İşte AK Parti'nin, CHP üyelerinin KPK toplantısını boykot bildirilerine cevabı;
1- AK Parti'nin yandaş medya ile kendi partilerini de hedef alan bir karalama propogandası içinde olması ve otoriter bir tutum sergilemesi iddiası:
Türkiye içindeki kendince dile getirdiği bir iddia KPK'yı boykot etmek için bir bahane teşkil edemez. CHP KPK'daki sorumluluğundan kaçmıştır. Varsa bir rahatsızlıkları daha önce defalarca yaptıkları gibi yine bu komisyonda dile getirmelerine engel bir durum yoktu.

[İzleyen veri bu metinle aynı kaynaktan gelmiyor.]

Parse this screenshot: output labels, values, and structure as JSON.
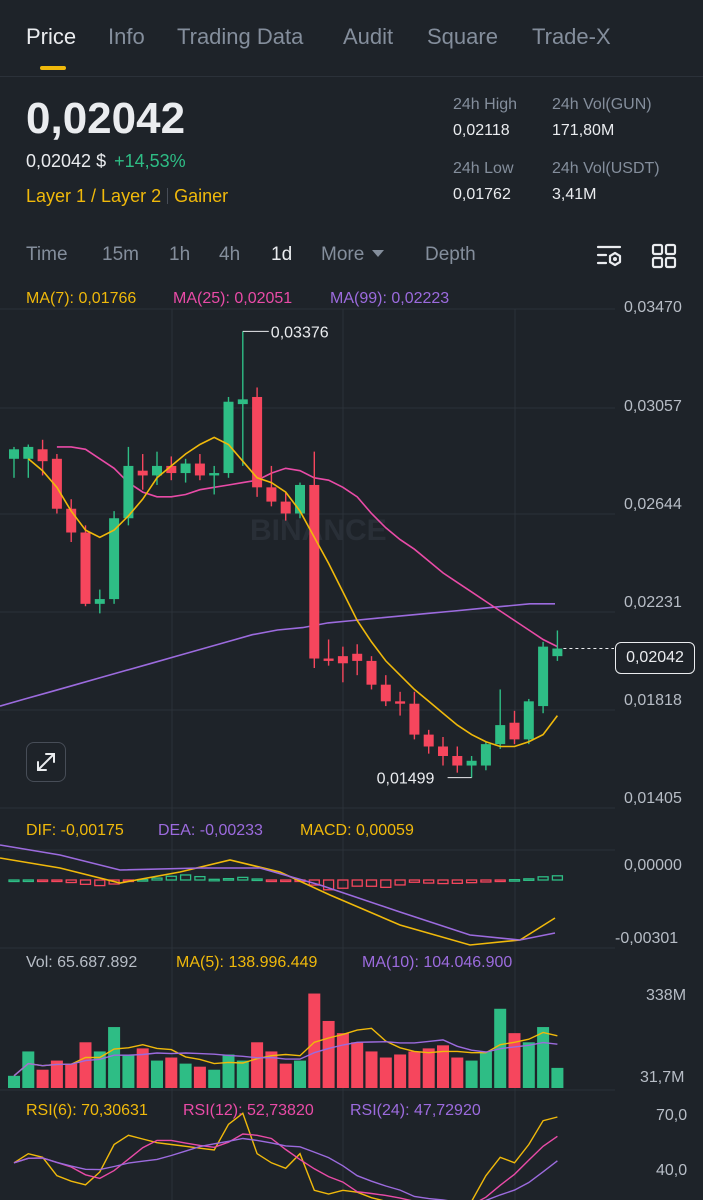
{
  "tabs": [
    "Price",
    "Info",
    "Trading Data",
    "Audit",
    "Square",
    "Trade-X"
  ],
  "price": {
    "last": "0,02042",
    "usd": "0,02042 $",
    "change": "+14,53%"
  },
  "tags": [
    "Layer 1 / Layer 2",
    "Gainer"
  ],
  "stats": {
    "high_label": "24h High",
    "high": "0,02118",
    "low_label": "24h Low",
    "low": "0,01762",
    "vol_base_label": "24h Vol(GUN)",
    "vol_base": "171,80M",
    "vol_quote_label": "24h Vol(USDT)",
    "vol_quote": "3,41M"
  },
  "timeframes": {
    "items": [
      "Time",
      "15m",
      "1h",
      "4h",
      "1d"
    ],
    "more": "More",
    "depth": "Depth",
    "active": "1d"
  },
  "main_chart": {
    "ma7": "MA(7): 0,01766",
    "ma25": "MA(25): 0,02051",
    "ma99": "MA(99): 0,02223",
    "y_ticks": [
      "0,03470",
      "0,03057",
      "0,02644",
      "0,02231",
      "0,01818",
      "0,01405"
    ],
    "high_mark": "0,03376",
    "low_mark": "0,01499",
    "last_price": "0,02042",
    "watermark": "BINANCE"
  },
  "macd": {
    "dif": "DIF: -0,00175",
    "dea": "DEA: -0,00233",
    "macd": "MACD: 0,00059",
    "y_ticks": [
      "0,00000",
      "-0,00301"
    ]
  },
  "volume": {
    "vol": "Vol: 65.687.892",
    "ma5": "MA(5): 138.996.449",
    "ma10": "MA(10): 104.046.900",
    "y_ticks": [
      "338M",
      "31,7M"
    ]
  },
  "rsi": {
    "rsi6": "RSI(6): 70,30631",
    "rsi12": "RSI(12): 52,73820",
    "rsi24": "RSI(24): 47,72920",
    "y_ticks": [
      "70,0",
      "40,0"
    ]
  },
  "colors": {
    "up": "#2ebd85",
    "down": "#f6465d",
    "accent": "#f0b90b",
    "ma7": "#f0b90b",
    "ma25": "#e94ba7",
    "ma99": "#9c6bde",
    "bg": "#1e2329"
  },
  "icons": [
    "chart-settings-icon",
    "grid-layout-icon",
    "expand-icon"
  ],
  "chart_data": {
    "type": "candlestick",
    "ylim": [
      0.01405,
      0.0347
    ],
    "candles": [
      {
        "o": 0.0284,
        "h": 0.0289,
        "l": 0.0276,
        "c": 0.0288
      },
      {
        "o": 0.0284,
        "h": 0.029,
        "l": 0.0276,
        "c": 0.0289
      },
      {
        "o": 0.0288,
        "h": 0.0292,
        "l": 0.0277,
        "c": 0.0283
      },
      {
        "o": 0.0284,
        "h": 0.0286,
        "l": 0.0261,
        "c": 0.0263
      },
      {
        "o": 0.0263,
        "h": 0.0267,
        "l": 0.0249,
        "c": 0.0253
      },
      {
        "o": 0.0253,
        "h": 0.0256,
        "l": 0.0222,
        "c": 0.0223
      },
      {
        "o": 0.0223,
        "h": 0.0229,
        "l": 0.0219,
        "c": 0.0225
      },
      {
        "o": 0.0225,
        "h": 0.0262,
        "l": 0.0223,
        "c": 0.0259
      },
      {
        "o": 0.0259,
        "h": 0.0289,
        "l": 0.0256,
        "c": 0.0281
      },
      {
        "o": 0.0279,
        "h": 0.0286,
        "l": 0.0271,
        "c": 0.0277
      },
      {
        "o": 0.0277,
        "h": 0.0287,
        "l": 0.0273,
        "c": 0.0281
      },
      {
        "o": 0.0281,
        "h": 0.0285,
        "l": 0.0275,
        "c": 0.0278
      },
      {
        "o": 0.0278,
        "h": 0.0284,
        "l": 0.0274,
        "c": 0.0282
      },
      {
        "o": 0.0282,
        "h": 0.0286,
        "l": 0.0275,
        "c": 0.0277
      },
      {
        "o": 0.0277,
        "h": 0.0281,
        "l": 0.0269,
        "c": 0.0278
      },
      {
        "o": 0.0278,
        "h": 0.031,
        "l": 0.0276,
        "c": 0.0308
      },
      {
        "o": 0.0307,
        "h": 0.03376,
        "l": 0.0281,
        "c": 0.0309
      },
      {
        "o": 0.031,
        "h": 0.0314,
        "l": 0.0268,
        "c": 0.0272
      },
      {
        "o": 0.0272,
        "h": 0.0281,
        "l": 0.0264,
        "c": 0.0266
      },
      {
        "o": 0.0266,
        "h": 0.027,
        "l": 0.0258,
        "c": 0.0261
      },
      {
        "o": 0.0261,
        "h": 0.0274,
        "l": 0.0259,
        "c": 0.0273
      },
      {
        "o": 0.0273,
        "h": 0.0287,
        "l": 0.0196,
        "c": 0.02
      },
      {
        "o": 0.02,
        "h": 0.0208,
        "l": 0.0197,
        "c": 0.0199
      },
      {
        "o": 0.0201,
        "h": 0.0205,
        "l": 0.019,
        "c": 0.0198
      },
      {
        "o": 0.0202,
        "h": 0.0206,
        "l": 0.0193,
        "c": 0.0199
      },
      {
        "o": 0.0199,
        "h": 0.0201,
        "l": 0.0187,
        "c": 0.0189
      },
      {
        "o": 0.0189,
        "h": 0.0193,
        "l": 0.018,
        "c": 0.0182
      },
      {
        "o": 0.0182,
        "h": 0.0186,
        "l": 0.0176,
        "c": 0.0181
      },
      {
        "o": 0.0181,
        "h": 0.0186,
        "l": 0.0166,
        "c": 0.0168
      },
      {
        "o": 0.0168,
        "h": 0.017,
        "l": 0.016,
        "c": 0.0163
      },
      {
        "o": 0.0163,
        "h": 0.0167,
        "l": 0.0155,
        "c": 0.0159
      },
      {
        "o": 0.0159,
        "h": 0.0163,
        "l": 0.0152,
        "c": 0.0155
      },
      {
        "o": 0.0155,
        "h": 0.0159,
        "l": 0.01499,
        "c": 0.0157
      },
      {
        "o": 0.0155,
        "h": 0.0165,
        "l": 0.0153,
        "c": 0.0164
      },
      {
        "o": 0.0164,
        "h": 0.0187,
        "l": 0.0162,
        "c": 0.0172
      },
      {
        "o": 0.0173,
        "h": 0.0178,
        "l": 0.0164,
        "c": 0.0166
      },
      {
        "o": 0.0166,
        "h": 0.0183,
        "l": 0.0164,
        "c": 0.0182
      },
      {
        "o": 0.018,
        "h": 0.0207,
        "l": 0.0177,
        "c": 0.0205
      },
      {
        "o": 0.0201,
        "h": 0.02118,
        "l": 0.0199,
        "c": 0.02042
      }
    ],
    "ma7": [
      0.0284,
      0.0279,
      0.0272,
      0.0262,
      0.0254,
      0.0251,
      0.0254,
      0.026,
      0.0267,
      0.0276,
      0.0281,
      0.0286,
      0.029,
      0.0293,
      0.029,
      0.0283,
      0.0276,
      0.0274,
      0.027,
      0.0262,
      0.0251,
      0.024,
      0.0228,
      0.0216,
      0.0207,
      0.0199,
      0.0193,
      0.0187,
      0.0182,
      0.0177,
      0.0172,
      0.0168,
      0.0165,
      0.0163,
      0.0163,
      0.0165,
      0.0168,
      0.0176
    ],
    "ma25": [
      0.0289,
      0.0289,
      0.0288,
      0.0284,
      0.028,
      0.0274,
      0.027,
      0.0268,
      0.0268,
      0.0269,
      0.0271,
      0.0272,
      0.0273,
      0.0274,
      0.0275,
      0.0278,
      0.028,
      0.0279,
      0.0276,
      0.0275,
      0.0272,
      0.0268,
      0.0261,
      0.0255,
      0.025,
      0.0246,
      0.0241,
      0.0236,
      0.0232,
      0.0228,
      0.0224,
      0.022,
      0.0216,
      0.0212,
      0.0208,
      0.0205
    ],
    "ma99": [
      0.018,
      0.0183,
      0.0186,
      0.0189,
      0.0192,
      0.0195,
      0.0198,
      0.0201,
      0.0204,
      0.0207,
      0.021,
      0.0212,
      0.0213,
      0.0215,
      0.0216,
      0.0217,
      0.0218,
      0.0219,
      0.022,
      0.0221,
      0.0222,
      0.0223,
      0.0223
    ],
    "volume_ylim": [
      0,
      338
    ],
    "volume_m": [
      40,
      120,
      60,
      90,
      80,
      150,
      120,
      200,
      110,
      130,
      90,
      100,
      80,
      70,
      60,
      110,
      90,
      150,
      120,
      80,
      90,
      310,
      220,
      180,
      150,
      120,
      100,
      110,
      120,
      130,
      140,
      100,
      90,
      120,
      260,
      180,
      150,
      200,
      66
    ],
    "rsi_ylim": [
      20,
      80
    ]
  }
}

CHP bu girişimi ile KPK'yı boykot değil sabote etme gayreti içindedir.
2- CHP'yi kapatma iddiası:
AK Parti daha önce 2010 yılında Parti kapatmanın önüne geçmek için Anayasa Reformu hazırladı. İnanması güç ama CHP ve muhalefet o gün bu reform paketine destek vermediği için anayasa değişikliği gerçekleştirilemedi. Geçtiğimiz hafta CHP'nin bu kara propogandayı tekrar dillendirmesinin ardından AK PARTİ Grubu yine parti kapatmanın önüne geçmek için yeni bir Anayasa değişikliği teklifi hazırladı ama yine CHP bir kez daha bu girişime destek olmayacağını açıkladı. CHP kendi kendine bir kabus yaratıyor ve bu kabusa hem kendi hem de çevresindekileri inandırmaya çalışıyor. Bu durum CHP nin ruh halinin hangi hallerde olduğunu göstermesi bakımından düşündürücüdür. CHP'nin acilen psikolojik destek alması lazım.
3- Tutuklu gazeteciler iddiası:
Tutuklu gazeteciler iddiası artık her mecrada bayatlamış bir konudur. Türkiye'de şu an hüküm giymiş sadece 7 gazete kökenli kişi vardır. Ve bu kişilerin hiçbiri gazetecilik ya da ifade, düşünce özgürlüğünden değil karıştıkları çeşitli adli suçlardan dolayı hüküm giymiş bulunmaktadırlar. Tutuklu gazeteciler konusundan ne CHP ne de başka mecralar bir menfaat elde edemezler. Çünkü bu iddia hükümsüzdür. Türkiye'de yüzlerce gazete, televizyon ve binlerce radyo özgür bir şekilde hukuk kuralları çerçevesinde yayın yapmaktadır.